Carbonated Meteorite Hints At Presence of Carbon Dioxide on Mars

carbondioxide mars

Planets scientists’ have discovered carbonation in a meteorite that landed on earth, US to be more specific, in late back 1931. Meteorite study suggests that it must be 3,000 years old and is carried off from the surface of Mars. This asserts that the surface on Mars must be loaded with carbon dioxide, which had happened not more than 3 to 4 billion years ago.

Researchers still have no argument which supports the reason for its current absence. However, they have postulated several reasons that might have lead to the gas’s evaporations, some of them are magnetic field of Mars, solar wind, a massive strike by some foreign body or the surface might have acted as a blotting paper soaking up the entire gas.

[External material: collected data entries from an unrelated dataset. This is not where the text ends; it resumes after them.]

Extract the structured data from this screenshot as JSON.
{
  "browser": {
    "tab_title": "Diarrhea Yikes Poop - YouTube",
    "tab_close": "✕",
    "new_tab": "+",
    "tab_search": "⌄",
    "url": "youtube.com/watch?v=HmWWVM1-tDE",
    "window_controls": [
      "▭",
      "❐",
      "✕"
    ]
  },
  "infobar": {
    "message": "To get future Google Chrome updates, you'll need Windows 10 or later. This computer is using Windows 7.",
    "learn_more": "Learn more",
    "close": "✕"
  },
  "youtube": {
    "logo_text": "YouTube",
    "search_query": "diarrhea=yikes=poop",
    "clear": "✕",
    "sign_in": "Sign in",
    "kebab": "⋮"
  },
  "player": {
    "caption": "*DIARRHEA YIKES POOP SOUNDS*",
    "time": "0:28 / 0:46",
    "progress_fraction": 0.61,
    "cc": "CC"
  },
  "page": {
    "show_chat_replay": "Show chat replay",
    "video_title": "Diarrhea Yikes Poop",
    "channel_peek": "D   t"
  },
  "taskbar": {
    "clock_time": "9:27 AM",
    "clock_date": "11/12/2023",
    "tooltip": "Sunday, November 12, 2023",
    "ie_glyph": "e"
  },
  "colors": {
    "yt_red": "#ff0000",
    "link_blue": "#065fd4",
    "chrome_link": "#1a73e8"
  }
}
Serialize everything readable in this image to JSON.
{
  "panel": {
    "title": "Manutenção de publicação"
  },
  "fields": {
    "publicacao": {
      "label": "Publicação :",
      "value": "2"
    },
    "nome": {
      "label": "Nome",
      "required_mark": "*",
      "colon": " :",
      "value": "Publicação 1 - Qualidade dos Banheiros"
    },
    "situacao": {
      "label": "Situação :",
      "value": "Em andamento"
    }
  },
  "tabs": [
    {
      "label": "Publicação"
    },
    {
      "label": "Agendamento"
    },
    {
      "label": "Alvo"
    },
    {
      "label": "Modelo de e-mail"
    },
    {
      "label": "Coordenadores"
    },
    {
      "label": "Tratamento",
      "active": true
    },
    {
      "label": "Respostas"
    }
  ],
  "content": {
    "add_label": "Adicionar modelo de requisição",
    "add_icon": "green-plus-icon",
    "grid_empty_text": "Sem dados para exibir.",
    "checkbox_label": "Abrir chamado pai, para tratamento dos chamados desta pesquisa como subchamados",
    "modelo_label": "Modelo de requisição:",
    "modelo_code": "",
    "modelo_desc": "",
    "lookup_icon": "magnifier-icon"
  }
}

Lafayette or the Mars rock arrived on the surface of earth after being ejected from the planet into space. The rock is an offshoot of a volcanic eruption that happened on Mars. Now researchers are of a view that between the time it was formed on Mars and arrived to earth, the rock underwent carbonation, a process when a material absorbs carbon dioxide in the presence of water. So taking consideration of phenomenon means, that rocks which were evolved during the volcanic eruption might have sequestered the atmospheric carbon dioxide thus leaving no traces of gas on the surface.

Researchers envision that by studying how Mars lost its atmosphere they can offer insights to the workings and safeguarding of earth’s atmosphere.